Moreover, we observed an association between serum IL-2, IL-12, IFNγ and IL-17A levels and air pollution exposure. As important proinflammatory cytokines, IL-2, IL-12 and IFNγ are generated by Th1 cells, and IL-17A is secreted by Th17 cells [33]. The collective pattern of changes in serum cytokines may be indicative of increased systemic inflammation in COPD patients exposed to ambient air pollution due to aggravation of the Th1/Th2 and Th17 imbalance. Our results were consistent with the findings of Gu et al. who found that Th1, Th17, IFN-γ and IL-17 levels were increased in association with air pollution in COPD mice, while IL-4, IL-10, Th2 and regulatory T cells (Tregs) were significantly decreased compared with levels in the healthy group [34]. Therefore, PM2.5 exposure aggravates Th1- and Th17-mediated immune disorders [34].

We also observed that short-term exposure to PM2.5, PM10 and NO2 increased the expression of circulating MCP-1 in COPD patients; this increased circulation could promote inflammatory responses in COPD patients by inducing the accumulation of monocytes and macrophages [35]. Additionally, MCP-1 also plays a role in regulating Th cell differentiation in vivo [36]. sCD40L is released from activated platelets and T cells with proinflammatory and prothrombotic characteristics. The existing evidence regarding PM and sCD40L mainly focuses on cardiovascular disease [37]. However, some studies have indicated that sCD40L plays a contributing role in pulmonary emphysema [38].

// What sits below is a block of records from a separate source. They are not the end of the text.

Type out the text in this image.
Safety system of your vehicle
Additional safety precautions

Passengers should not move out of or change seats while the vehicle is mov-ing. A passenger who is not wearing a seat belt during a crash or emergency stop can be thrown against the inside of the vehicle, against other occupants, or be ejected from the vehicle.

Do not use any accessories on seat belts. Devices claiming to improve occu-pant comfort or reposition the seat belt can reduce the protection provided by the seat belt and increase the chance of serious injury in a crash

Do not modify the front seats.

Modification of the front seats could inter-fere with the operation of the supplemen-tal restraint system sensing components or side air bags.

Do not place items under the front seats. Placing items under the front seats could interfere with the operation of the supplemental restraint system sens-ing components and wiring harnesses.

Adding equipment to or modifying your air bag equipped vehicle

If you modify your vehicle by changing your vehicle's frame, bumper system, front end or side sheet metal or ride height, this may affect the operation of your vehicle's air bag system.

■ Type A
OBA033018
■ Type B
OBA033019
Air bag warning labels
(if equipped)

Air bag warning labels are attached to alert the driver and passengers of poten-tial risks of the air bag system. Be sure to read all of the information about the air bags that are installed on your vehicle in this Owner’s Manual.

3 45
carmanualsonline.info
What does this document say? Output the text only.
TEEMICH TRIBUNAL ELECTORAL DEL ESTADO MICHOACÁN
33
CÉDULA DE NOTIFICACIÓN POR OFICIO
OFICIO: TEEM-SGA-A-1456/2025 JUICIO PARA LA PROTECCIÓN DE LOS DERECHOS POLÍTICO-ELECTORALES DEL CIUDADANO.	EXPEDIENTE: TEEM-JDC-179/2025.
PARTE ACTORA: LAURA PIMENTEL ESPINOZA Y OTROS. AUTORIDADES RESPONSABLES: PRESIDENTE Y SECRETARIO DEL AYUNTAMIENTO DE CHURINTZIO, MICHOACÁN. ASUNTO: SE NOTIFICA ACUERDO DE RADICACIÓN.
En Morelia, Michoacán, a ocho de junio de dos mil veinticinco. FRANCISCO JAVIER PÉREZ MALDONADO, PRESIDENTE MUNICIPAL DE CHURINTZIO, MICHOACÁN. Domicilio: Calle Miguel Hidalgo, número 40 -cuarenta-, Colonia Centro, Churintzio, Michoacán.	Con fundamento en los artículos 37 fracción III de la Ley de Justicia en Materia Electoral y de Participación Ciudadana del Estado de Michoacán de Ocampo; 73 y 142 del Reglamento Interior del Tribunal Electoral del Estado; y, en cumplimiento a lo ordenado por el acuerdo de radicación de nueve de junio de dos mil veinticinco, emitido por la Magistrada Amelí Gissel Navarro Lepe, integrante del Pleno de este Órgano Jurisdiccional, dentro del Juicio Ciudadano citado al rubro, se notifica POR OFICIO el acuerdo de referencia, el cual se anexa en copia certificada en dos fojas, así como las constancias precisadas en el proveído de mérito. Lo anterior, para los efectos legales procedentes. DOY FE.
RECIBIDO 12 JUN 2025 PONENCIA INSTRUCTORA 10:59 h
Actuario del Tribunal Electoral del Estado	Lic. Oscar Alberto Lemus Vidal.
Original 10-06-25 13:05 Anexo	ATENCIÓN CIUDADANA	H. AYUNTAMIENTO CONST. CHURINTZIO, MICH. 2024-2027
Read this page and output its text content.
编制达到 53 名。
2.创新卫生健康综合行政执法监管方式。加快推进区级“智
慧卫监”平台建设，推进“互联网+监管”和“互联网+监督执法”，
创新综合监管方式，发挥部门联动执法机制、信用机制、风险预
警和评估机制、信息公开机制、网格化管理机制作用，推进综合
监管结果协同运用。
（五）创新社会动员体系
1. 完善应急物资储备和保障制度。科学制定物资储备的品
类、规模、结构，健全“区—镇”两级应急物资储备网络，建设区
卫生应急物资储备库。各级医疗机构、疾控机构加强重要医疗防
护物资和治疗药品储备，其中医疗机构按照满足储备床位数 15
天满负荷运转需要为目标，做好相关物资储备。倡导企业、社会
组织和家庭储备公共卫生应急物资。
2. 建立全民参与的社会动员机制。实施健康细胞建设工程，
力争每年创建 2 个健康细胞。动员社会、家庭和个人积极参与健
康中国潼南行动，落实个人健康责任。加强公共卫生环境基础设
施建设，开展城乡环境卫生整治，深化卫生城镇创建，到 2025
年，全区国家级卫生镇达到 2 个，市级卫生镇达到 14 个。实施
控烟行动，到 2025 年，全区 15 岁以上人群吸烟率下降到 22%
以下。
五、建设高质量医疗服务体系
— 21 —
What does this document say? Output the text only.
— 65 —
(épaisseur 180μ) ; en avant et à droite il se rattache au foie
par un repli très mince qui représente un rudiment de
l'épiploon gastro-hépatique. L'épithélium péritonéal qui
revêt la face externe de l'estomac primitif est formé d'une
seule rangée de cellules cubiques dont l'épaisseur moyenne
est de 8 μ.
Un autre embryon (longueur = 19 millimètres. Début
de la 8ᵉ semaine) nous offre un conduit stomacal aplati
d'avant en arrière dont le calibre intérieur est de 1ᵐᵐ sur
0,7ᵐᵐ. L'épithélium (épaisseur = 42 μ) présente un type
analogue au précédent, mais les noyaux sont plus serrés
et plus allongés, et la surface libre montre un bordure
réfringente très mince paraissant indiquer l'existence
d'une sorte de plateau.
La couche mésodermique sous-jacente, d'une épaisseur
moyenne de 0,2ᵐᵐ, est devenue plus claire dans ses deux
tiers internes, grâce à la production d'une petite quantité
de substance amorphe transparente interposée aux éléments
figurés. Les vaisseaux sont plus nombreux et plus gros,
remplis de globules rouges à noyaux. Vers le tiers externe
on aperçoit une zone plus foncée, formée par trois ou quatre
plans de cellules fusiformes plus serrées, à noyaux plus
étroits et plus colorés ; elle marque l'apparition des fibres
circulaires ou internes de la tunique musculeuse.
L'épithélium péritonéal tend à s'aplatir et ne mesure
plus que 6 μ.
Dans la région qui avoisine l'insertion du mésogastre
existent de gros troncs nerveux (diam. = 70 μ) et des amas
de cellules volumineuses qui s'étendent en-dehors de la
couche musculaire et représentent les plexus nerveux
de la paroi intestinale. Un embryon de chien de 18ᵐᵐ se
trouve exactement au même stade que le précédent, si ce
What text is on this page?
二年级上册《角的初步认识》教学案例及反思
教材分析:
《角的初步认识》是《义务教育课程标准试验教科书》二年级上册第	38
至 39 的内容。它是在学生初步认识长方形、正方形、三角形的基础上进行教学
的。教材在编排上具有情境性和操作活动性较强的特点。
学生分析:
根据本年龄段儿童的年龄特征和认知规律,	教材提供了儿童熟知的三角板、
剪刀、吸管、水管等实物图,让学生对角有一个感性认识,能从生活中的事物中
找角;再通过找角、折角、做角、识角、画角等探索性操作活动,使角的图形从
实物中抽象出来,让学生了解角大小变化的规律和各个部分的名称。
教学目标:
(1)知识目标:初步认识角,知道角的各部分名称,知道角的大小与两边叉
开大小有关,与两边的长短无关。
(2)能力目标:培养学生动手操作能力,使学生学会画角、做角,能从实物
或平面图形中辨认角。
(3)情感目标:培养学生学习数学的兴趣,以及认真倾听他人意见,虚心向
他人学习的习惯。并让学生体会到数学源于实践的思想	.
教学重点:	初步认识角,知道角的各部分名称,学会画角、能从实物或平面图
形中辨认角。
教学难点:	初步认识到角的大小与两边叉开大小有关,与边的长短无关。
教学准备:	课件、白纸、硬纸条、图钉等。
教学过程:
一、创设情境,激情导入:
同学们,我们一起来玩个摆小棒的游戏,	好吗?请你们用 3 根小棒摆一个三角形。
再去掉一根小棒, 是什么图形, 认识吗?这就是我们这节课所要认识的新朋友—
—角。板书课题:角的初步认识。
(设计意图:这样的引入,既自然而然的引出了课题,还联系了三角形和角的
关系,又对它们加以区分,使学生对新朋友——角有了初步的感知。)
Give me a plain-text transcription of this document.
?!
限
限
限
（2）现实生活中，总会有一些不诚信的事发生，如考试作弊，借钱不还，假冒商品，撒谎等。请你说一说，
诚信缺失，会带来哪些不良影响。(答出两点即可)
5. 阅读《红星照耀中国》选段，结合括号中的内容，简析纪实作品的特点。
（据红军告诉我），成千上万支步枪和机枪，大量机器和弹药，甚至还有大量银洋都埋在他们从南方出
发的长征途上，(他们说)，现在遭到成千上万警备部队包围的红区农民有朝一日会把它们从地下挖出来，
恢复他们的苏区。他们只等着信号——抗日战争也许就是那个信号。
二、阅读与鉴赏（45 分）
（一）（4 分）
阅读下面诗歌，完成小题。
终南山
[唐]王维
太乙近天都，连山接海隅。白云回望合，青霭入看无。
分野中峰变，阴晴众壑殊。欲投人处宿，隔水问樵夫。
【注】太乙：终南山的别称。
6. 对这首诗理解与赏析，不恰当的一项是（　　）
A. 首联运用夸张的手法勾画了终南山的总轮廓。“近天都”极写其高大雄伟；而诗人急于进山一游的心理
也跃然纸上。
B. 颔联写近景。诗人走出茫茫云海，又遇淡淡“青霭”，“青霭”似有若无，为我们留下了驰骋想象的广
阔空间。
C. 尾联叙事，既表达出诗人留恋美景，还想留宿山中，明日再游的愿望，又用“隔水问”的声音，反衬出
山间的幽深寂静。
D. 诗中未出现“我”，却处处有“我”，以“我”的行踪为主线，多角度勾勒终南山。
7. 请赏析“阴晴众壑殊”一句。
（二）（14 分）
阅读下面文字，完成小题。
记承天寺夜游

There are several limitations in our study. First, we used ambient air pollutant levels from monitoring sites to estimate personal exposure, which may induce estimation bias. Further research utilizing personal exposure devices may be helpful to overcome this bias in the future. Second, multiple testing was not corrected in this study. Given the high level of correlations between tests, it is difficult to correct the p value or control the false discovery rate. Bonferroni correction is the common method used to correct the p value in the multiple testing method, but it may cause false negative results. Therefore, we did not apply it in this research. Third, our model was adjusted for age, sex, marital status, educational level, smoking history, BMI, temperature and humidity as potential confounders from published references. However, it is difficult to confirm that these factors are “real” confounders. For example, Fuertes E et al. applied adjustments for height and weight instead of BMI as confounding factors to elucidate the associations between physical activity and lung function [39].

Conclusion

In summary, short-term exposure to PM2.5, NO2, SO2 and CO may decrease the FVC % pred in COPD patients. The characteristic patterns of changes in cytokines in the COPD patients reported in our research suggested that exposure to air pollutants may enhance systemic inflammation in COPD patients by increasing Th1 and Th17 cytokines and decreasing Th2 cytokines. These findings provide new insights into the potential mechanisms by which air pollution triggers or exacerbates COPD.